Но что же делать?! Не ночевать же в снегу на морозе!
Хажи-Бекир потянул к себе ручку со всей силой отчаяния, но не рывком, а бережно; сбитая из неструганых досок дверь скрипнула, застонала и чуть-чуть отошла; кое-как удалось просунуть руку и нащупать щеколду... Осторожно вошел Хажи-Бекир, осторожно прикрыл и запер дверь, бесшумно шагнул внутрь и остановился, озираясь и принюхиваясь. Дом дышал теплом. В небольшом очаге догорали последние поленья. Пахло жареной картошкой и вяленым мясом. Осторожно вытащил Хажи-Бекир горящее полено из очага и поднял, осматриваясь. На широких нарах у стены, накрывшись буркой, спал человек; ни возле спящего, ни у двери, ни у очага не было видно ружья. Хажи-Бекир обрадовался: разговаривать с одним — это совсем не то, что говорить с тремя, да еще вооруженными! Он не стал тревожить спящего: одолевал голод, а в доме так вкусно пахло! У окна висела половина вяленой бараньей туши; Хажи-Бекир нашел нож, отрезал всю заднюю ножку и присел перед очагом, поправляя дрова и поджаривая мясо... Острый запах жареного наполнил дом; спящий чихнул. «Спи, спи, будь здоров! — сказал Хажи-Бекир, не сводя глаз с мяса. — Вот поем, тогда и потолкуем с тобой, добрый отшельник...» Не мог он дождаться, пока прожарится весь кусок, стал отрезать ножом ломоть за ломтем и есть, громко чавкая. И так жевал и чавкал, пока не осталась в руках одна голая кость; но и кость не бросил могильщик, а сперва погрыз и пососал и еще раз осмотрел: не осталось ли где лоскуточка мяса? Но мяса не было больше нигде, и могильщик со вздохом бросил кость в очаг.

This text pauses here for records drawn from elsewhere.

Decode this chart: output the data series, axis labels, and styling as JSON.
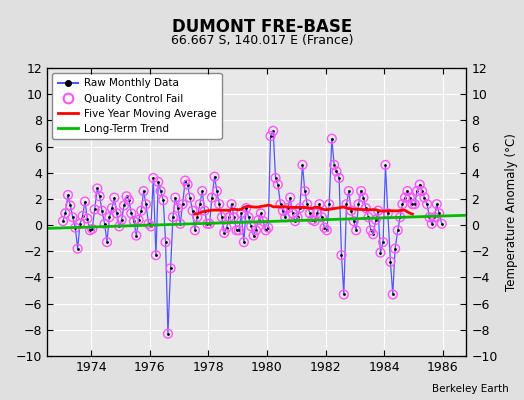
{
  "title": "DUMONT FRE-BASE",
  "subtitle": "66.667 S, 140.017 E (France)",
  "ylabel": "Temperature Anomaly (°C)",
  "credit": "Berkeley Earth",
  "xlim": [
    1972.5,
    1986.8
  ],
  "ylim": [
    -10,
    12
  ],
  "yticks": [
    -10,
    -8,
    -6,
    -4,
    -2,
    0,
    2,
    4,
    6,
    8,
    10,
    12
  ],
  "xticks": [
    1974,
    1976,
    1978,
    1980,
    1982,
    1984,
    1986
  ],
  "bg_color": "#e0e0e0",
  "plot_bg_color": "#e8e8e8",
  "grid_color": "#ffffff",
  "raw_color": "#5555ff",
  "raw_marker_color": "#000000",
  "qc_fail_color": "#ff55ff",
  "moving_avg_color": "#ff0000",
  "trend_color": "#00bb00",
  "raw_data_x": [
    1973.04,
    1973.12,
    1973.21,
    1973.29,
    1973.37,
    1973.46,
    1973.54,
    1973.62,
    1973.71,
    1973.79,
    1973.87,
    1973.96,
    1974.04,
    1974.12,
    1974.21,
    1974.29,
    1974.37,
    1974.46,
    1974.54,
    1974.62,
    1974.71,
    1974.79,
    1974.87,
    1974.96,
    1975.04,
    1975.12,
    1975.21,
    1975.29,
    1975.37,
    1975.46,
    1975.54,
    1975.62,
    1975.71,
    1975.79,
    1975.87,
    1975.96,
    1976.04,
    1976.12,
    1976.21,
    1976.29,
    1976.37,
    1976.46,
    1976.54,
    1976.62,
    1976.71,
    1976.79,
    1976.87,
    1976.96,
    1977.04,
    1977.12,
    1977.21,
    1977.29,
    1977.37,
    1977.46,
    1977.54,
    1977.62,
    1977.71,
    1977.79,
    1977.87,
    1977.96,
    1978.04,
    1978.12,
    1978.21,
    1978.29,
    1978.37,
    1978.46,
    1978.54,
    1978.62,
    1978.71,
    1978.79,
    1978.87,
    1978.96,
    1979.04,
    1979.12,
    1979.21,
    1979.29,
    1979.37,
    1979.46,
    1979.54,
    1979.62,
    1979.71,
    1979.79,
    1979.87,
    1979.96,
    1980.04,
    1980.12,
    1980.21,
    1980.29,
    1980.37,
    1980.46,
    1980.54,
    1980.62,
    1980.71,
    1980.79,
    1980.87,
    1980.96,
    1981.04,
    1981.12,
    1981.21,
    1981.29,
    1981.37,
    1981.46,
    1981.54,
    1981.62,
    1981.71,
    1981.79,
    1981.87,
    1981.96,
    1982.04,
    1982.12,
    1982.21,
    1982.29,
    1982.37,
    1982.46,
    1982.54,
    1982.62,
    1982.71,
    1982.79,
    1982.87,
    1982.96,
    1983.04,
    1983.12,
    1983.21,
    1983.29,
    1983.37,
    1983.46,
    1983.54,
    1983.62,
    1983.71,
    1983.79,
    1983.87,
    1983.96,
    1984.04,
    1984.12,
    1984.21,
    1984.29,
    1984.37,
    1984.46,
    1984.54,
    1984.62,
    1984.71,
    1984.79,
    1984.87,
    1984.96,
    1985.04,
    1985.12,
    1985.21,
    1985.29,
    1985.37,
    1985.46,
    1985.54,
    1985.62,
    1985.71,
    1985.79,
    1985.87,
    1985.96
  ],
  "raw_data_y": [
    0.3,
    0.9,
    2.3,
    1.5,
    0.6,
    -0.2,
    -1.8,
    0.1,
    0.7,
    1.8,
    0.5,
    -0.4,
    -0.3,
    1.2,
    2.8,
    2.2,
    1.1,
    0.1,
    -1.3,
    0.6,
    1.3,
    2.1,
    0.9,
    -0.1,
    0.4,
    1.5,
    2.2,
    1.9,
    0.9,
    0.3,
    -0.8,
    0.4,
    1.1,
    2.6,
    1.6,
    0.1,
    -0.1,
    3.6,
    -2.3,
    3.3,
    2.6,
    1.9,
    -1.3,
    -8.3,
    -3.3,
    0.6,
    2.1,
    1.3,
    0.1,
    1.6,
    3.4,
    3.1,
    2.1,
    1.1,
    -0.4,
    0.6,
    1.6,
    2.6,
    1.1,
    0.1,
    0.1,
    2.1,
    3.7,
    2.6,
    1.6,
    0.6,
    -0.6,
    -0.2,
    0.6,
    1.6,
    0.6,
    -0.4,
    -0.4,
    0.9,
    -1.3,
    1.3,
    0.6,
    -0.1,
    -0.8,
    -0.4,
    0.4,
    0.9,
    0.3,
    -0.4,
    -0.2,
    6.8,
    7.2,
    3.6,
    3.1,
    1.6,
    1.1,
    0.6,
    1.3,
    2.1,
    0.9,
    0.3,
    0.6,
    1.3,
    4.6,
    2.6,
    1.6,
    0.9,
    0.4,
    0.3,
    0.9,
    1.6,
    0.6,
    -0.2,
    -0.4,
    1.6,
    6.6,
    4.6,
    4.1,
    3.6,
    -2.3,
    -5.3,
    1.6,
    2.6,
    1.1,
    0.3,
    -0.4,
    1.6,
    2.6,
    2.1,
    1.3,
    0.6,
    -0.4,
    -0.7,
    0.4,
    1.1,
    -2.1,
    -1.3,
    4.6,
    0.9,
    -2.8,
    -5.3,
    -1.8,
    -0.4,
    0.6,
    1.6,
    2.1,
    2.6,
    2.1,
    1.6,
    1.6,
    2.6,
    3.1,
    2.6,
    2.1,
    1.6,
    0.6,
    0.1,
    0.6,
    1.6,
    0.9,
    0.1
  ],
  "qc_fail_x": [
    1973.04,
    1973.12,
    1973.21,
    1973.29,
    1973.37,
    1973.46,
    1973.54,
    1973.62,
    1973.71,
    1973.79,
    1973.87,
    1973.96,
    1974.04,
    1974.12,
    1974.21,
    1974.29,
    1974.37,
    1974.46,
    1974.54,
    1974.62,
    1974.71,
    1974.79,
    1974.87,
    1974.96,
    1975.04,
    1975.12,
    1975.21,
    1975.29,
    1975.37,
    1975.46,
    1975.54,
    1975.62,
    1975.71,
    1975.79,
    1975.87,
    1975.96,
    1976.04,
    1976.12,
    1976.21,
    1976.29,
    1976.37,
    1976.46,
    1976.54,
    1976.62,
    1976.71,
    1976.79,
    1976.87,
    1976.96,
    1977.04,
    1977.12,
    1977.21,
    1977.29,
    1977.37,
    1977.46,
    1977.54,
    1977.62,
    1977.71,
    1977.79,
    1977.87,
    1977.96,
    1978.04,
    1978.12,
    1978.21,
    1978.29,
    1978.37,
    1978.46,
    1978.54,
    1978.62,
    1978.71,
    1978.79,
    1978.87,
    1978.96,
    1979.04,
    1979.12,
    1979.21,
    1979.29,
    1979.37,
    1979.46,
    1979.54,
    1979.62,
    1979.71,
    1979.79,
    1979.87,
    1979.96,
    1980.04,
    1980.12,
    1980.21,
    1980.29,
    1980.37,
    1980.46,
    1980.54,
    1980.62,
    1980.71,
    1980.79,
    1980.87,
    1980.96,
    1981.04,
    1981.12,
    1981.21,
    1981.29,
    1981.37,
    1981.46,
    1981.54,
    1981.62,
    1981.71,
    1981.79,
    1981.87,
    1981.96,
    1982.04,
    1982.12,
    1982.21,
    1982.29,
    1982.37,
    1982.46,
    1982.54,
    1982.62,
    1982.71,
    1982.79,
    1982.87,
    1982.96,
    1983.04,
    1983.12,
    1983.21,
    1983.29,
    1983.37,
    1983.46,
    1983.54,
    1983.62,
    1983.71,
    1983.79,
    1983.87,
    1983.96,
    1984.04,
    1984.12,
    1984.21,
    1984.29,
    1984.37,
    1984.46,
    1984.54,
    1984.62,
    1984.71,
    1984.79,
    1984.87,
    1984.96,
    1985.04,
    1985.12,
    1985.21,
    1985.29,
    1985.37,
    1985.46,
    1985.54,
    1985.62,
    1985.71,
    1985.79,
    1985.87,
    1985.96
  ],
  "trend_x": [
    1972.5,
    1986.8
  ],
  "trend_y": [
    -0.25,
    0.75
  ]
}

Теперь, когда он наелся и согрелся, к Хажи-Бекиру вернулось сознание своей силы, а с ним и самоуверенность. Могильщик подошел к нарам и стал тормошить спящего, приговаривая:
— Проснись, друг, проснись! Давай поговорим... Сперва спящий только замычал, лягнулся и хотел было повернуться на другой бок, но вдруг встрепенулся, скинул бурку и спросил таким громким и резким голосом, что у Хажи-Бекира зазвенело в ушах:
— Эй, кто здесь?!
— Не кричи так! — взмолился могильщик. — Кто б ни был, я живой человек. Давай поговорим...
— Хажи-Бекир?!
— Да. — Признаться, Хажи-Бекир немного растерялся: уж лучше б незнакомый, кто не знает, что он сбежал из тюрьмы. — А ты кто такой?